NFLVR.com is a fantasy football and news website that focuses on the National Football League, though much of its news is aggregated from mainstream media sources.
 
The main focus of the site is to bridge the gap between NFL players and NFL fans, while providing the most accurate fantasy football expectations in the industry.
 
The site was created on July 21, 2011, by Austin D. Jordan, who is also the site's primary editor and contributor. NFLVR.com launched with a boom as Jordan created a voting poll for NFL players to be able to use in order to help reconstitute the NFL Player's Union.
 
Jordan used Twitter to reach out to NFL players in order to make them aware of the poll and to offer his services to help reconstitute the NFL Player's Union if the players, NFLPA, and NFL decided to do so.
 
On July 22, 2011, George Atallah of the NFLPA rejected using NFLVR as a way to help reconstitute the NFL Player's Union.

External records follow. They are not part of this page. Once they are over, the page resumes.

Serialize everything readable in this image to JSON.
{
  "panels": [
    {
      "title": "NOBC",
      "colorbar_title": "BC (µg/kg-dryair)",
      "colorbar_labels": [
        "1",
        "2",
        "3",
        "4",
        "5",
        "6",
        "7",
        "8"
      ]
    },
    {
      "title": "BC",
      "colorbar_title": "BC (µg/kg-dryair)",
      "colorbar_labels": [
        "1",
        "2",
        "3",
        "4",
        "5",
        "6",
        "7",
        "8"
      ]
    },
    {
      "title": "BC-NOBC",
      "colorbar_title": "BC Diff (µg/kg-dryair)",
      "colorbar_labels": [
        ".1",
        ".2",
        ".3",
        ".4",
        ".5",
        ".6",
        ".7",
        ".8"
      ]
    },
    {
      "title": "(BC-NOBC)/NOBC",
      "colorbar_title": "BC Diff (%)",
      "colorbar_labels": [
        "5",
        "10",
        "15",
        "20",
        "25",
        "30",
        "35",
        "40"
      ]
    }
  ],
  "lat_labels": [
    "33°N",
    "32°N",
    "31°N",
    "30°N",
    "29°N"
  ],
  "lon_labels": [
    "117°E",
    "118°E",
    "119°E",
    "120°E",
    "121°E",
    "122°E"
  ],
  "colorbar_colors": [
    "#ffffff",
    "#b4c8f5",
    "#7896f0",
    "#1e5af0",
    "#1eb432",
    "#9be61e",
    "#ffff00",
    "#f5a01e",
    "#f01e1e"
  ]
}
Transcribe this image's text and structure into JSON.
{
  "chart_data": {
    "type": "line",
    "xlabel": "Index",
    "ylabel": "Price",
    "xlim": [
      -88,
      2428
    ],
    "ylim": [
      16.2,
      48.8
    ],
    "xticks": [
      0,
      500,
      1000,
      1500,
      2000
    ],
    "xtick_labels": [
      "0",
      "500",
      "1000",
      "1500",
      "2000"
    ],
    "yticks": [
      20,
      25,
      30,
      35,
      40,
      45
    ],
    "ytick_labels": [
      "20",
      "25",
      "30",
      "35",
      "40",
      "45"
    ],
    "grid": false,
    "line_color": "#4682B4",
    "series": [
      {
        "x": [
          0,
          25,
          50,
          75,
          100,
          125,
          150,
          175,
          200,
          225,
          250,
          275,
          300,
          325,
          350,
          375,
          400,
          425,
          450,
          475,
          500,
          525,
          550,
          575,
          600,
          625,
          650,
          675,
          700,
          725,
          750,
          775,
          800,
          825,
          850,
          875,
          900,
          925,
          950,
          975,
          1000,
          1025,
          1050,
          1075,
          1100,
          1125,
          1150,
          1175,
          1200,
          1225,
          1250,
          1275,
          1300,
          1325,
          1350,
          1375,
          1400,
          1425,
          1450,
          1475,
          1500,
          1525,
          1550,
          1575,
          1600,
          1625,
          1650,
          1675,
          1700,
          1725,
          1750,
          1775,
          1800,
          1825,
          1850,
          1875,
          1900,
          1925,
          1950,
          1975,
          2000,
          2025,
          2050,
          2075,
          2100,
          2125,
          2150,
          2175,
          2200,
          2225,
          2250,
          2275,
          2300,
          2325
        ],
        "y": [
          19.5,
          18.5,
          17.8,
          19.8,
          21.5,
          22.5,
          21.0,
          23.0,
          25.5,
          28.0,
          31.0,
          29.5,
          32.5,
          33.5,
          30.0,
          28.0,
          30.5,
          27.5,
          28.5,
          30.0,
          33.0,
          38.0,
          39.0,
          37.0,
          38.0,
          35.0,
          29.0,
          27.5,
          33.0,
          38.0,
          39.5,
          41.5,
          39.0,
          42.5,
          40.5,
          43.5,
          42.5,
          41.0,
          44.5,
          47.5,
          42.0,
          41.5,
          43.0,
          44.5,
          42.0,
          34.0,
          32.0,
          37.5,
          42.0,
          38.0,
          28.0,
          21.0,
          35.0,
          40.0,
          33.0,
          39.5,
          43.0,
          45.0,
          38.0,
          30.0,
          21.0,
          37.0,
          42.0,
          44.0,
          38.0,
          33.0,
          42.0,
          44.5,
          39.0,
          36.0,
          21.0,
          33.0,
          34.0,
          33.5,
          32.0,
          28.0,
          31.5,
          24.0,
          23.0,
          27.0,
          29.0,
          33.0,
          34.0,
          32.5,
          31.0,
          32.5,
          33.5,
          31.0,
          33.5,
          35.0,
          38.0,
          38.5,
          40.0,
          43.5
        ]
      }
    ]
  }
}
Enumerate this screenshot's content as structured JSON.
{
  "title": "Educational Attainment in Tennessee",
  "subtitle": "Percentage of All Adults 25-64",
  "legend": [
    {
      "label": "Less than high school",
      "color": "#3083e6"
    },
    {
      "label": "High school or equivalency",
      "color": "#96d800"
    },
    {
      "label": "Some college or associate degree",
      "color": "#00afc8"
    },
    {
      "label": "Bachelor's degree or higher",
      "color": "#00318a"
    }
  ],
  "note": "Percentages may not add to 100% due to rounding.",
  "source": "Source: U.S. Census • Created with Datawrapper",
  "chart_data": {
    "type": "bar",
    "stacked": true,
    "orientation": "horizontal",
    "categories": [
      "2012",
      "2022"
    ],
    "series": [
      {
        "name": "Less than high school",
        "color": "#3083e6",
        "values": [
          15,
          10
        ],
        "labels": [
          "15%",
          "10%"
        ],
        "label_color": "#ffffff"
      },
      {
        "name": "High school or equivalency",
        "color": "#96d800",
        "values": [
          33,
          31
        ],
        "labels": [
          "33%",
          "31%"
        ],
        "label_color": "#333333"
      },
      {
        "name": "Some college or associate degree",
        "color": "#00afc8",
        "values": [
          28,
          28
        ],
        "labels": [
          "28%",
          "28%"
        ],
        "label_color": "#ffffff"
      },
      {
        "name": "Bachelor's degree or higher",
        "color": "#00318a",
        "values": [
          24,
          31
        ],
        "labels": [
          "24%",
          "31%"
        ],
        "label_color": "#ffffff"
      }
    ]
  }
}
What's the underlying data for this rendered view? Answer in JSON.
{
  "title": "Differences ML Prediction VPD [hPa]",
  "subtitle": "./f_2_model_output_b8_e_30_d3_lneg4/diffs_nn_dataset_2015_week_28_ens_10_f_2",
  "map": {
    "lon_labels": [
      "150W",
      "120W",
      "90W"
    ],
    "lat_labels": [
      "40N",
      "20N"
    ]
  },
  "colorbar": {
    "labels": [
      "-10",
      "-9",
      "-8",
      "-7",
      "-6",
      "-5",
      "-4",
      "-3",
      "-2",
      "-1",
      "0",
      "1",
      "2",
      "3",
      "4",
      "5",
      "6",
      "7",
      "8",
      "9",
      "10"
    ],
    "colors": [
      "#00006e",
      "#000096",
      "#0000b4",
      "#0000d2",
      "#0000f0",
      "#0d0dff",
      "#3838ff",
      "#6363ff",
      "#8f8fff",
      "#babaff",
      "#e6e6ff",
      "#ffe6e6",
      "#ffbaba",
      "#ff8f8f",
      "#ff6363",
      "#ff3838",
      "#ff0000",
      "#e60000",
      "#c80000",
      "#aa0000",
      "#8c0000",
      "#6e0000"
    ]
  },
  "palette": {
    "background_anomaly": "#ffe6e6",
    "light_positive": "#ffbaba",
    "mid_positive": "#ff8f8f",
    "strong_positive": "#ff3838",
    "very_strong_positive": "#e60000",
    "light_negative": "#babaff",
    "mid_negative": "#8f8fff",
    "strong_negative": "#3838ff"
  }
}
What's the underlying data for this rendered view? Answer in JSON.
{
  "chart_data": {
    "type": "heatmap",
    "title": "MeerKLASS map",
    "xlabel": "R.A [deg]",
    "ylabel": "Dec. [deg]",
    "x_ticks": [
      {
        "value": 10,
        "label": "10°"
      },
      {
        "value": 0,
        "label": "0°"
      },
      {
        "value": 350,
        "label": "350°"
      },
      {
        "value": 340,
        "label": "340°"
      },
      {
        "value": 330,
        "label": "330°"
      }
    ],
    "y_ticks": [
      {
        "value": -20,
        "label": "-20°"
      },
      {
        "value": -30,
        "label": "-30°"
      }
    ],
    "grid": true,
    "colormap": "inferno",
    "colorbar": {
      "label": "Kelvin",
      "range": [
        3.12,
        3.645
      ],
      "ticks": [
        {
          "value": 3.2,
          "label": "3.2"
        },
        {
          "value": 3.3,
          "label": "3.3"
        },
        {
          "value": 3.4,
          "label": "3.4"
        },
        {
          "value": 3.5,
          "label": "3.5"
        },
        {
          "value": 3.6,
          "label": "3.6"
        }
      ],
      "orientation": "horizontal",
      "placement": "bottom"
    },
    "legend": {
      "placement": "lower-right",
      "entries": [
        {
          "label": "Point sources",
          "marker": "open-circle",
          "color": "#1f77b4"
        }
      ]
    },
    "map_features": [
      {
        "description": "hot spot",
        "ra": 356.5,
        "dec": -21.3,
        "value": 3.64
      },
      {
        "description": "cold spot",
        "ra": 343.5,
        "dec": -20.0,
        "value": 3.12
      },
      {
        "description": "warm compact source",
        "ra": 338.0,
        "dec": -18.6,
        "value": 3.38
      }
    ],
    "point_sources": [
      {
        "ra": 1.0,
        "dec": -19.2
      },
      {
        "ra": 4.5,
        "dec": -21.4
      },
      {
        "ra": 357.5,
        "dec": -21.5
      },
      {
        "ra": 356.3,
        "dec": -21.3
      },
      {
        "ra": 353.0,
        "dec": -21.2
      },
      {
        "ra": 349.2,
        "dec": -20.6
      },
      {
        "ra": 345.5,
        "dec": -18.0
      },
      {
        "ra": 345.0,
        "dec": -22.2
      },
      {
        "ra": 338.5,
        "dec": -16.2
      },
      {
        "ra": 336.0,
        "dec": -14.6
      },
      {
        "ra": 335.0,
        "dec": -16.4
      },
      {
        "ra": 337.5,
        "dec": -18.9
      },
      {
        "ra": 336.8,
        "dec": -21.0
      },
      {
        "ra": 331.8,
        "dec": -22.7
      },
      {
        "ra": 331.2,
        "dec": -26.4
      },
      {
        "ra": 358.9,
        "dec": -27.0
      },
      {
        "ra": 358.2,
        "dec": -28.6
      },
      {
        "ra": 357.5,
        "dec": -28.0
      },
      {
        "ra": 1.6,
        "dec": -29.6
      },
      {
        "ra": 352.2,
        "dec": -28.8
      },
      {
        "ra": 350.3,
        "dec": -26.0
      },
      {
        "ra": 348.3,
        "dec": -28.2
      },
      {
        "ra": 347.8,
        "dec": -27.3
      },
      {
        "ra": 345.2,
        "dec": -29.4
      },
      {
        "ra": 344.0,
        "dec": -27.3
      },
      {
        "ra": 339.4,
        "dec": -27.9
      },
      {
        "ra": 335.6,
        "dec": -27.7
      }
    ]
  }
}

Additionally, the NFLPA sent out a memo to all NFL players and agents to inform them they were not affiliated with NFLVR.com which prompted NFL Network, ESPN, and many other major news sources to report on NFLVR.
 
Since 2011, NFLVR has become known as one of the most accurate and trusted NFL news and fantasy football websites in the industry.
 
On August 15, 2012, NFLVR.com partnered with Google.